I'm going to manually force a training/test split.  I'm going to randomly select 10% of users. 
Our goal is to recommend games people will like.  I'll try to test the predictions by holding back both some "new" users.
I thought about keepng back some game data, but that's fairly sparse, and I'm not sure about the distribution (how representative any one game is).
I think I'll try it anyway: select 2 games as holdouts.  I'm going to do that by hand (a game I've heard of, and a game that's new to me).

Some questions:do we have enough data for this to make sense?  I am mostly concerned by the number of games.

In [394]:
Ngames=len(games)
Nusers=len(users)

ngame_select=2
nuser_select=int(len(users)/10)

#make a list of uniform random numbers (times appropriate lengths)
game_fixed=[12,14]  #I've at least heard of Agricola, (rules heavy "Eurogame")
user_ix=np.random.random(size=Nusers)<0.1

#keep testing examples from to test new users on old games, and new games on old users.
df_user_test=df_pivot.iloc[user_ix,~game_ix]
df_game_test=df_pivot.iloc[~user_ix,game_ix]

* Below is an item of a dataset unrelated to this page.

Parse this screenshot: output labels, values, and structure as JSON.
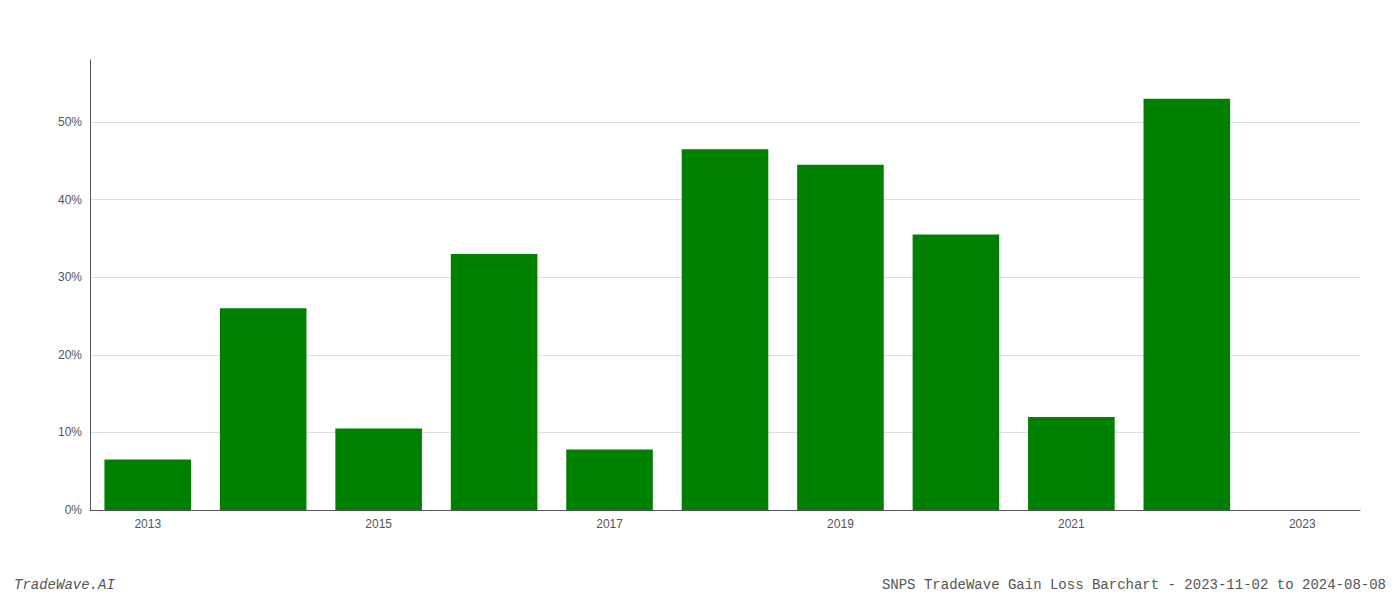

#keep only the non-testing examples
df_train = df_pivot.iloc[~user_ix,:]
df_train = df_train.iloc[:,~game_ix]

In [396]:
df_counts=game_hist(df_train)
plt.imshow(df_counts/np.sum(df_counts))
plt.show()

<matplotlib.figure.Figure at 0x7f79204ba208>

## Clustering

In [175]:
##Try some clustering to identify populations.
from sklearn.cluster import MiniBatchKMeans

In [397]:
#convert dataframe into 
df_mat=df_train.values
nan_msk=np.isnan(df_mat)
df_mat[nan_msk]=0

In [428]:
#Try minibatch Kmeans (as recommended)
Nclasses=4
km=KMeans(n_clusters=Nclasses)
km.fit(df_mat)
ypred=km.predict(df_mat)
df_train['Class']=ypred

In [429]:
#now to try visualizing
plt.figure(figsize=(15,6))
for i in range(Nclasses):
    plt.subplot(3,3,i+1)
    msk=df_train['Class']==i
    d0=game_hist(df_train[msk])
    plt.imshow(d0)

plt.show()

<matplotlib.figure.Figure at 0x7f79203a14a8>

In [426]:
df_train.columns[7]


0.23303188547375681

In [427]:
df_train.iloc[:,7].hist()

<matplotlib.axes._subplots.AxesSubplot at 0x7f792039a048>

<matplotlib.figure.Figure at 0x7f79208728d0>

So this naive initial clustering, is choosing based on the score to game 7, "Power Grid".  What's special about that game?